The Government's written assertion that the pistol was administratively forfeited is sufficient to deprive this Court of authority to grant Defendant's Rule 41(g) motion. Watkins, 120 F.3d at 255-56 (“When the Government, in its written response to a Rule 41[(g)] motion, admits its position is that, by forfeiture, the movant has already permanently lost his right to the pertinent property, the government's judicial admission is enough to deprive the court of the authority to grant the Rule 41[(g)] motion.”). When the Government avers that property has been forfeited, the issue for adjudication becomes whether the Government has acted wrongfully in taking the property. Id. Such a challenge must be brought under 18 U.S.C. § 983(e). See Mesa Valderrama v. United States, 417 F.3d 1189, 1196 (11th Cir. 2005) (“Section 983(e) is the exclusive remedy for seeking to set aside a declaration of forfeiture under a civil forfeiture statute.”). Because Defendant's exclusive remedy for the return of the forfeited pistol is pursuant to § 983(e), this Court lacks jurisdiction over his Rule 41(g) motion. See United States v. Verdieu, 718 Fed.Appx. 822, 824-25 (11th Cir. 2017) (finding that the district court did not err in concluding that Rule 41(g) was not the appropriate vehicle for the return of property that was administratively forfeited by the DEA and not retained for use as evidence). As such, Defendant's Rule 41(g) motion to return the pistol should be denied.

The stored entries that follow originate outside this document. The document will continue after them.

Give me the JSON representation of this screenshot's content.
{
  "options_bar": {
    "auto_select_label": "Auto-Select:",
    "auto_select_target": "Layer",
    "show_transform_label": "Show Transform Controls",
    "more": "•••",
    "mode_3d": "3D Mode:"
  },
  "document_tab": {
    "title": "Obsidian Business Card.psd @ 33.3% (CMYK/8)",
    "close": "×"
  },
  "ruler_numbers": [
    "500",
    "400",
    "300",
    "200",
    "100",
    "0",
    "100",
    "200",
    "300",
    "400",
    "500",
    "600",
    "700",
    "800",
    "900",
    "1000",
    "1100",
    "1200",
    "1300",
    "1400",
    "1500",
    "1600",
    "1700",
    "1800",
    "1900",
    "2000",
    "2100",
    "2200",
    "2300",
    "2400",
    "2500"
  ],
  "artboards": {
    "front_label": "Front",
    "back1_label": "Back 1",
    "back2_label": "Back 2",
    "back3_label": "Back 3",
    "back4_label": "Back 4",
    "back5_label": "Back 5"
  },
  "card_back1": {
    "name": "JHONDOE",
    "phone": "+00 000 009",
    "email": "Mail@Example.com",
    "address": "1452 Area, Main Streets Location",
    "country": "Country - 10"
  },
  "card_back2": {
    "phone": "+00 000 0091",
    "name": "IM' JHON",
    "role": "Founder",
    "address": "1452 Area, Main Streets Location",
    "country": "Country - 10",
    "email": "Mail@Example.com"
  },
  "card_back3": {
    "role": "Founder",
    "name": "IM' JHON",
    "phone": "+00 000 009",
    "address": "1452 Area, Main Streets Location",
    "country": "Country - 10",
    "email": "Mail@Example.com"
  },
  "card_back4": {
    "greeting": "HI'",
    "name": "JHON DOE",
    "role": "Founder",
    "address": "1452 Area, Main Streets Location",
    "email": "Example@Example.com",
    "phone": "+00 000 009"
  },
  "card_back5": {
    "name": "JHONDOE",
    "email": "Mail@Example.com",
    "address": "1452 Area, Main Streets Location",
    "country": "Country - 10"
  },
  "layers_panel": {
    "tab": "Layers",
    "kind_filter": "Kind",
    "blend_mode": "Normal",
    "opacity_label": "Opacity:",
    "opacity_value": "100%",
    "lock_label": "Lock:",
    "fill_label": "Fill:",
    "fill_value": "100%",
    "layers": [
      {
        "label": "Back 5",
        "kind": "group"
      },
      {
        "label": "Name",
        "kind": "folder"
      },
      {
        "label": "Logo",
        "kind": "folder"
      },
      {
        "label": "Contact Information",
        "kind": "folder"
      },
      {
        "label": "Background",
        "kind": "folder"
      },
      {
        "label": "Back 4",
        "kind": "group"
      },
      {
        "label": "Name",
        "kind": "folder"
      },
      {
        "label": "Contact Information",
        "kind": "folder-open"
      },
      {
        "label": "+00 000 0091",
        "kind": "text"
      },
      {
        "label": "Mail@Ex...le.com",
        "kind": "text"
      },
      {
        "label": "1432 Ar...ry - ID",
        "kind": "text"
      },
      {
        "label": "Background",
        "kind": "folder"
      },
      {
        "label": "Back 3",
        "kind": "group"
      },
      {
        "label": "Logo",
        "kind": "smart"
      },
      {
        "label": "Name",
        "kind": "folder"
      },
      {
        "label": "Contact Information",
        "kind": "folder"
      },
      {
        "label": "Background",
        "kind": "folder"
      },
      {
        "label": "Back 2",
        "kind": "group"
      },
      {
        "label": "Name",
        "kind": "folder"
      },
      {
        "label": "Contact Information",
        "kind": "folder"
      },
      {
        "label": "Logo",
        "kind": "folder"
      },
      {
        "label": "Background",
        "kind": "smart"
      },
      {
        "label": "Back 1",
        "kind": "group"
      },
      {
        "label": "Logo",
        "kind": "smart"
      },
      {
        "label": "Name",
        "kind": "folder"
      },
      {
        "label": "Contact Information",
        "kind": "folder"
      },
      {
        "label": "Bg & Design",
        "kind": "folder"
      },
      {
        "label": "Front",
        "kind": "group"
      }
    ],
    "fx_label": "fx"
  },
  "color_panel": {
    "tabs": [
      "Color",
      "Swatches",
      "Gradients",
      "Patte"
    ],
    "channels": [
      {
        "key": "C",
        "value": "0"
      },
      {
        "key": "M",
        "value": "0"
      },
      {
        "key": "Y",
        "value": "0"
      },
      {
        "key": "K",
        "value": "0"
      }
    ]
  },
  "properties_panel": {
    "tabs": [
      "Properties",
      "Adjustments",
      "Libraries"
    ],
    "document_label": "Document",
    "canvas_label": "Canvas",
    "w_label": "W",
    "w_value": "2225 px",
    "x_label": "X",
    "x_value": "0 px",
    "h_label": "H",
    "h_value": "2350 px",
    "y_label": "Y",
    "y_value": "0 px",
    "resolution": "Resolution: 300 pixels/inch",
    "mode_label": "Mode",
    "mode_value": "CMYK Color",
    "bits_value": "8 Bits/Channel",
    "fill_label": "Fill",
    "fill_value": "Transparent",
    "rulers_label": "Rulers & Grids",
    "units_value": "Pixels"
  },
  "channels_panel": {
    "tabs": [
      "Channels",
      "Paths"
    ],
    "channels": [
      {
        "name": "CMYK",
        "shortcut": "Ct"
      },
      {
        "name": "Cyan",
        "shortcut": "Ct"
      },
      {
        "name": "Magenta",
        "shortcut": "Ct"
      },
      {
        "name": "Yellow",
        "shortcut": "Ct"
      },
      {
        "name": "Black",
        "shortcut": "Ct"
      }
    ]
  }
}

Notably, Defendant has not alleged that he did not receive notice of the administrative forfeiture of the pistol or that the Government did not follow proper procedural safeguards during the forfeiture process. Def.'s Mot. (Doc. 904) p. 1; Def.'s Mot. (Doc. 910) p. 1. As such, it does not appear that Defendant is challenging the adequacy of the forfeiture on procedural grounds; therefore, the undersigned does not construe Defendant's motion as a claim under § 983(e). Further, Defendant's contention that he never received the Government's response to his Rule 41(g) motion until one month after the response was due does not give this Court jurisdiction over the motion. See Verdieu, 718 Fed.Appx. at 825 (“Verdieu's contention that he never received the government's response to his Rule 41(g) motion does not give the district court jurisdiction.”).
IV. CONCLUSION
For the reasons set forth above, it is the RECOMMENDATION of the undersigned Magistrate Judge that Defendant's Motion for Return of Property (Doc. 904) and Motion to Compel the Return of Property (Doc. 910) be DENIED. It is further
ORDERED that the parties shall file any objections to this Recommendation on or before December 23, 2021. A party must specifically identify the factual findings and legal conclusions in the Recommendation to which objection is made; frivolous, conclusive, or general objections will not be considered. Failure to file written objections to the Magistrate Judge's findings and recommendations in accordance with the provisions of 28 U.S.C. § 636(b)(1) shall bar a party from a de novo determination by the District Court of legal and factual issues covered in the Recommendation and waives the right of the party to challenge on appeal the district court's order based on unobjected-to factual and legal conclusions accepted or adopted by the District Court except upon grounds of plain error or manifest injustice. Nettles v. Wainwright, 677 F.2d 404 (5th Cir. 1982); 11th Cir. R. 3-1. See Stein v. Lanning Securities, Inc., 667 F.2d 33 (11th Cir. 1982). See also Bonner v. City of Prichard, 661 F.2d 1206 (11th Cir. 1981) (en banc).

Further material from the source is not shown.